Mike Chiarello- Napa Style- Doing it today.

Ingredients
Serves: 6

2 medium onions, peeled
2 tablespoons extra virgin olive oil
Gray salt and freshly ground pepper
1-1/2 teaspoons finely chopped fresh sage
1/2 cup water
4 pounds pork leg or shoulder, at room temperature
About 1/4 cup Fennel Spice (make it, or buy it)

Directions
Thinly slice the onions. Heat the olive oil in a large saute pan over medium heat until hot. Add the onions and a pinch of salt and pepper. Reduce the heat to medium-low and cook for about 1 minute. Add the sage and cook until the onions cease throwing off water, about 3 minutes. Add the water, cover, and cook until the onions are very tender, about 10 minutes. Uncover and saute until the onions are very soft and the pan is dry again, about 2 minutes. Season well with salt and pepper.
Preheat the oven to 275 degrees. Peel back the pork skin and spread the onions directly on the fat layer. Fold the skin back over the onions and tie closed with kitchen string. Season well all over with the fennel spice.

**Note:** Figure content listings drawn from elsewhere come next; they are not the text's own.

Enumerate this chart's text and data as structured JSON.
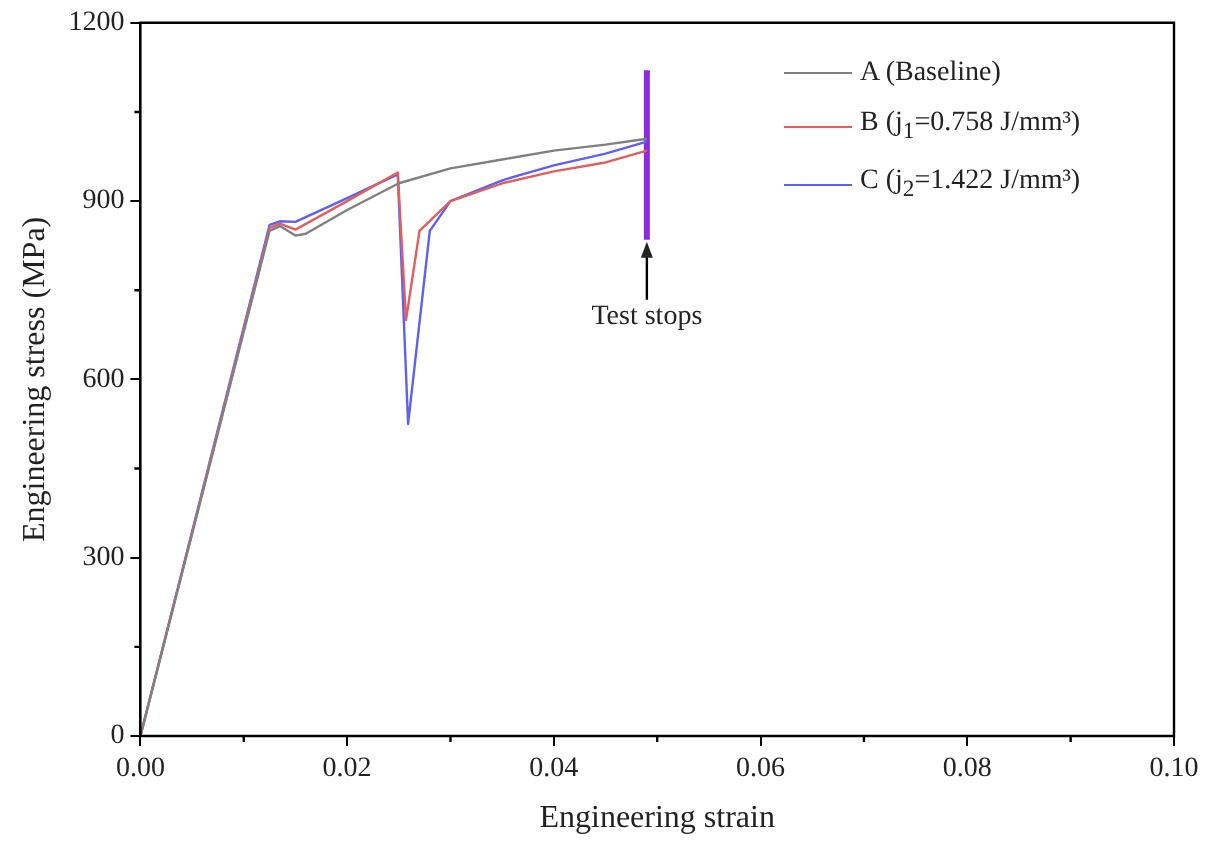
{
  "chart_data": {
    "type": "line",
    "xlabel": "Engineering strain",
    "ylabel": "Engineering stress (MPa)",
    "xlim": [
      0,
      0.1
    ],
    "xticks": [
      {
        "value": 0,
        "label": "0.00"
      },
      {
        "value": 0.02,
        "label": "0.02"
      },
      {
        "value": 0.04,
        "label": "0.04"
      },
      {
        "value": 0.06,
        "label": "0.06"
      },
      {
        "value": 0.08,
        "label": "0.08"
      },
      {
        "value": 0.1,
        "label": "0.10"
      }
    ],
    "ylim": [
      0,
      1200
    ],
    "yticks": [
      0,
      300,
      600,
      900,
      1200
    ],
    "grid": false,
    "legend": "top right",
    "marker": "none",
    "line_style": "solid",
    "series": [
      {
        "name": "A (Baseline)",
        "color": "#808080",
        "x": [
          0,
          0.0125,
          0.0135,
          0.015,
          0.016,
          0.02,
          0.025,
          0.03,
          0.035,
          0.04,
          0.045,
          0.049
        ],
        "values": [
          0,
          850,
          858,
          842,
          845,
          885,
          930,
          955,
          970,
          985,
          995,
          1005
        ]
      },
      {
        "name": "B (j$_{1}$=0.758 J/mm³)",
        "color": "#e06060",
        "x": [
          0,
          0.0125,
          0.0135,
          0.015,
          0.02,
          0.0249,
          0.0257,
          0.027,
          0.03,
          0.035,
          0.04,
          0.045,
          0.049
        ],
        "values": [
          0,
          855,
          862,
          852,
          900,
          948,
          700,
          850,
          900,
          930,
          950,
          965,
          985
        ]
      },
      {
        "name": "C (j$_{2}$=1.422 J/mm³)",
        "color": "#6060f0",
        "x": [
          0,
          0.0125,
          0.0135,
          0.015,
          0.02,
          0.0249,
          0.0259,
          0.028,
          0.03,
          0.035,
          0.04,
          0.045,
          0.049
        ],
        "values": [
          0,
          860,
          866,
          865,
          905,
          945,
          525,
          850,
          900,
          935,
          960,
          980,
          1000
        ]
      },
      {
        "color": "#8a2be2",
        "x": [
          0.049,
          0.049
        ],
        "values": [
          835,
          1120
        ]
      }
    ],
    "annotations": [
      {
        "text": "Test stops",
        "x": 0.049,
        "y": 835
      }
    ]
  }
}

Arrange the meat on a rack in a roasting pan (or using the Cocorico, see below) and cook until the meat is very tender, 6 to 8 hours. It is ready when it pulls away easily if picked at with a pair of tongs. It is often easiest to cook the meat overnight, or put it in the oven in the morning and let it cook all day. It does not need to be attended.

On the Cocorico
You can also roast the pork using our Cocorico! Prepare the meat as instructed above but don’t add the onions before tieing the meat —you’ll add them later, and can prepare the onions while the roast is cooking. After tieing the meat with kitchen string and seasoning it with Fennel Spice Rub, set the roast on the Cocorico by "skewering" it over the cone through the side of the roast that you cut to butterfly it for seasoning. Add 3/4 cup water to bottom of pan and place cocorico and roast in the oven. Cook time will decrease by about 1 hour because the it will cook from the inside too!

While the pork is roasting on the cocorico, prepare the onions as instructed above, sliced about 1/4" thick. In last hour of cooking, skim off the fat that is in the bottom of the cocorico. Place onions in bottom of cocorico with the pork for the last hour of cooking.

Variations: This dish can be simplified or made more elaborate depending on your taste. You can omit the onions and simply season the meat with the fennel spice. You can roast aromatic vegetables until caramelized and add them to the bottom of the roasting pan. Or you can add another layer of flavor to the onions: mince fresh rosemary and fruits such as oranges, kumquats, Meyer lemons, apples, pears, or quince, and cook with the onions.